Mucha agua —¡y muchos muertos!— ha corrido bajo el puente desde entonces, literalmente. Estoy aterido, el alba no se asoma. Un poco más de candela, de calor en la piel. Voluptuoso, ondulante, el humo se eleva y se pierde en la oscuridad.

Mañana te contaré una historia más alegre, una que sea menos diciente sobre esta ciudad. ¡Qué esperanza la nuestra, Sancho, con este eterno peregrinar, con este largo transitar que no se detiene y se repite siempre igual!

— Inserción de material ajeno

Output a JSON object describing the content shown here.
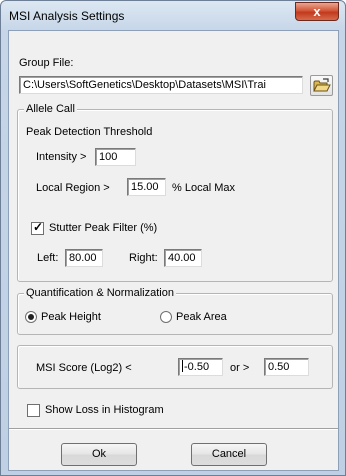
{
  "window": {
    "title": "MSI Analysis Settings",
    "close_glyph": "x"
  },
  "group_file": {
    "label": "Group File:",
    "path": "C:\\Users\\SoftGenetics\\Desktop\\Datasets\\MSI\\Trai",
    "browse_icon": "folder-open-icon"
  },
  "allele_call": {
    "legend": "Allele Call",
    "peak_detection_label": "Peak Detection Threshold",
    "intensity_label": "Intensity >",
    "intensity_value": "100",
    "local_region_label": "Local Region >",
    "local_region_value": "15.00",
    "local_max_label": "% Local Max",
    "stutter_label": "Stutter Peak Filter (%)",
    "stutter_checked": true,
    "left_label": "Left:",
    "left_value": "80.00",
    "right_label": "Right:",
    "right_value": "40.00"
  },
  "quantification": {
    "legend": "Quantification & Normalization",
    "peak_height_label": "Peak Height",
    "peak_area_label": "Peak Area",
    "selected": "Peak Height"
  },
  "msi_score": {
    "label": "MSI Score (Log2)  <",
    "lower_value": "-0.50",
    "or_label": "or  >",
    "upper_value": "0.50"
  },
  "show_loss": {
    "label": "Show Loss in Histogram",
    "checked": false
  },
  "buttons": {
    "ok": "Ok",
    "cancel": "Cancel"
  }
}
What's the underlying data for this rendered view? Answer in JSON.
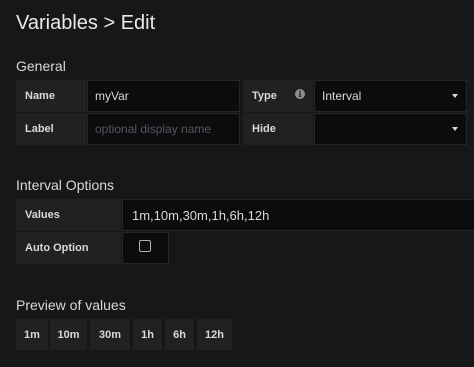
{
  "header": {
    "title": "Variables > Edit"
  },
  "general": {
    "section_title": "General",
    "name_label": "Name",
    "name_value": "myVar",
    "type_label": "Type",
    "type_info_icon": "info-circle-icon",
    "type_value": "Interval",
    "label_label": "Label",
    "label_placeholder": "optional display name",
    "hide_label": "Hide",
    "hide_value": ""
  },
  "interval_options": {
    "section_title": "Interval Options",
    "values_label": "Values",
    "values_value": "1m,10m,30m,1h,6h,12h",
    "auto_option_label": "Auto Option",
    "auto_option_checked": false
  },
  "preview": {
    "section_title": "Preview of values",
    "values": [
      "1m",
      "10m",
      "30m",
      "1h",
      "6h",
      "12h"
    ]
  },
  "colors": {
    "background": "#161719",
    "label_bg": "#212124",
    "input_bg": "#0b0c0e"
  }
}
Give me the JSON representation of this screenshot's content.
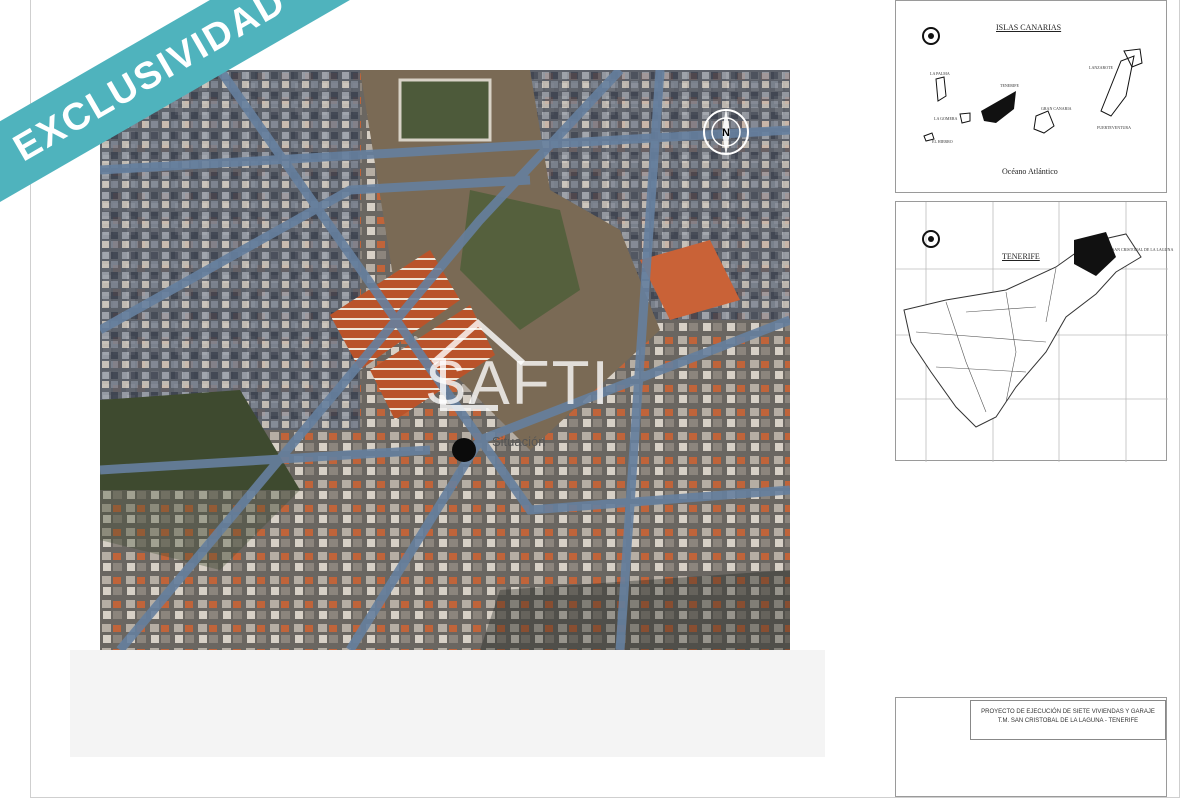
{
  "banner": {
    "text": "EXCLUSIVIDAD",
    "color": "#4fb3bd"
  },
  "aerial": {
    "site_label": "Situación",
    "watermark": "SAFTI",
    "compass_letter": "N"
  },
  "inset_canarias": {
    "title": "ISLAS CANARIAS",
    "islands": [
      "LA PALMA",
      "TENERIFE",
      "LANZAROTE",
      "GRAN CANARIA",
      "FUERTEVENTURA",
      "LA GOMERA",
      "EL HIERRO"
    ],
    "ocean_label": "Océano   Atlántico"
  },
  "inset_tenerife": {
    "title": "TENERIFE",
    "municipality_label": "SAN CRISTOBAL DE LA LAGUNA"
  },
  "title_block": {
    "line1": "PROYECTO DE EJECUCIÓN DE SIETE VIVIENDAS Y GARAJE",
    "line2": "T.M. SAN CRISTOBAL DE LA LAGUNA - TENERIFE"
  },
  "colors": {
    "roads": "#5b6f8f",
    "roofs": "#c65a2e",
    "vegetation": "#3d4b2e"
  }
}
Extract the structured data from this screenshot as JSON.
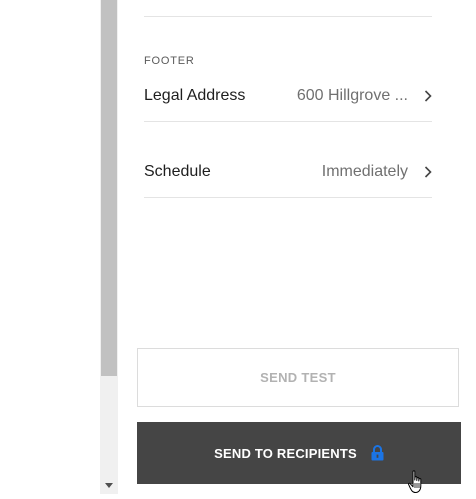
{
  "footer": {
    "section_label": "FOOTER",
    "legal_address": {
      "label": "Legal Address",
      "value": "600 Hillgrove ..."
    }
  },
  "schedule": {
    "label": "Schedule",
    "value": "Immediately"
  },
  "actions": {
    "send_test": "SEND TEST",
    "send_to_recipients": "SEND TO RECIPIENTS"
  },
  "icons": {
    "row_chevron": "chevron-right-icon",
    "send_lock": "lock-icon",
    "scroll_arrow": "chevron-down-icon",
    "pointer": "hand-pointer-icon"
  },
  "colors": {
    "primary_button": "#454545",
    "lock_accent": "#1b74e4",
    "disabled_text": "#b2b2b2"
  }
}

De nuevo, alguien camina sobre el puente. Es Tamayo, Sancho, el que se pasea con el esternón partido, el sombrero ahuecado en la mano, los labios exangües. Lo veo. Decía mi papá, cuando íbamos a Remedios y nos asomábamos a los socavones, que hay que temer a los vivos y no a los muertos. Nada puede hacernos Tamayo.

Ya columbro el alba; sí, sí, sobre el oriente despunta el nuevo día. Mañana te contaré otra historia, Sancho, sobre un presbítero que, en un ataque de cólera porque le negaron una limosna, atacó a un fiel a cuchilladas hasta que resbaló con la sangre. No, no, ahora recuerdo que te prometí algo menos alegórico a esta ciudad. Déjame pensarlo…

Y justo antes del nuevo día, de que las montañas salgan de su brumoso escondite, comienzan el temblor, los golpes secos, estridentes, furiosos contra el mundo.

—¡Alumbra, alumbra!

Nada…, el áureo resplandor tornado en dos piedras blancas.